I distinctly remember encountering a phrase of the form

in {???} memory

with meaning opposite to "in recent memory", i.e. "since forever", but I can't recall what adjective went in the {???} slot.

It's not "since time immemorial".

  • In what context did you encounter it?
    – Joachim
    Feb 18, 2023 at 11:04
  • I don't remember. I just want to say something like "This is the most buggy release of CoolSoftwareSuite™ in {???} memory", i.e. "not even the oldest Native elders remember a more buggy one". I am sure I have encountered a phrase exactly like that, I just forgot the adjective. Feb 18, 2023 at 11:09
  • "Since forever" is not English.
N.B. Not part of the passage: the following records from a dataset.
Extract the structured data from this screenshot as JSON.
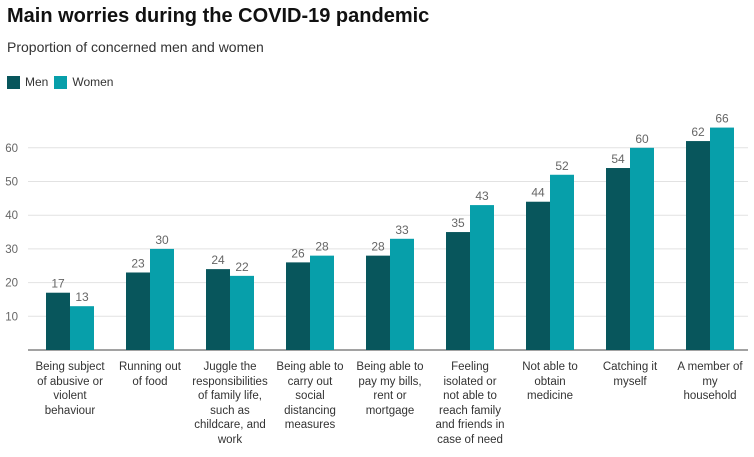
{
  "title": "Main worries during the COVID-19 pandemic",
  "subtitle": "Proportion of concerned men and women",
  "colors": {
    "men": "#08565c",
    "women": "#079faa",
    "grid": "#e2e2e2",
    "axis": "#444444",
    "value_label": "#666666",
    "tick_label": "#666666"
  },
  "chart_data": {
    "type": "bar",
    "title": "Main worries during the COVID-19 pandemic",
    "subtitle": "Proportion of concerned men and women",
    "xlabel": "",
    "ylabel": "",
    "ylim": [
      0,
      70
    ],
    "yticks": [
      10,
      20,
      30,
      40,
      50,
      60
    ],
    "grid": true,
    "legend_position": "top-left",
    "categories": [
      "Being subject of abusive or violent behaviour",
      "Running out of food",
      "Juggle the responsibilities of family life, such as childcare, and work",
      "Being able to carry out social distancing measures",
      "Being able to pay my bills, rent or mortgage",
      "Feeling isolated or not able to reach family and friends in case of need",
      "Not able to obtain medicine",
      "Catching it myself",
      "A member of my household"
    ],
    "series": [
      {
        "name": "Men",
        "values": [
          17,
          23,
          24,
          26,
          28,
          35,
          44,
          54,
          62
        ]
      },
      {
        "name": "Women",
        "values": [
          13,
          30,
          22,
          28,
          33,
          43,
          52,
          60,
          66
        ]
      }
    ]
  },
  "category_label_lines": [
    [
      "Being subject",
      "of abusive or",
      "violent",
      "behaviour"
    ],
    [
      "Running out",
      "of food"
    ],
    [
      "Juggle the",
      "responsibilities",
      "of family life,",
      "such as",
      "childcare, and",
      "work"
    ],
    [
      "Being able to",
      "carry out",
      "social",
      "distancing",
      "measures"
    ],
    [
      "Being able to",
      "pay my bills,",
      "rent or",
      "mortgage"
    ],
    [
      "Feeling",
      "isolated or",
      "not able to",
      "reach family",
      "and friends in",
      "case of need"
    ],
    [
      "Not able to",
      "obtain",
      "medicine"
    ],
    [
      "Catching it",
      "myself"
    ],
    [
      "A member of",
      "my",
      "household"
    ]
  ]
}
See my comment on the answer you wrongly accepted.
    – David
    Feb 18, 2023 at 17:14
  • You can express the idea in the context you give by "that anyone can remember". or just "in memory".
    – David
    Feb 18, 2023 at 17:20

1 Answer 1


You may be thinking of

since living memory (Power Thesaurus)

  • Yes, "within living memory", that's the one! Feb 18, 2023 at 11:25
  • 1
    Note that "within living memory" means during a time that can be remembered by people who are still alive.
    – fev
    Feb 18, 2023 at 11:27
  • 2
    @SzczepanHołyszewski Living memory is definitely not "since forever"; that is "since time immemorial," because no-one can remember since forever. "In living memory" means that people do remember it, even though it may be in the dim and distant past.
    – Andrew Leach
    Feb 18, 2023 at 14:27
  • 1
    "Since living memory" is not English, a language in which "since" is always used with a fixed time point, unlike French and German. The Thesaurus may have humoured your request, but if you do a general Google search all you'll get is "in/within" living memory.
    – David
    Feb 18, 2023 at 17:13
  • @David Is "since forever" a fixed time point? "Since living memory" may not be common, but it is used.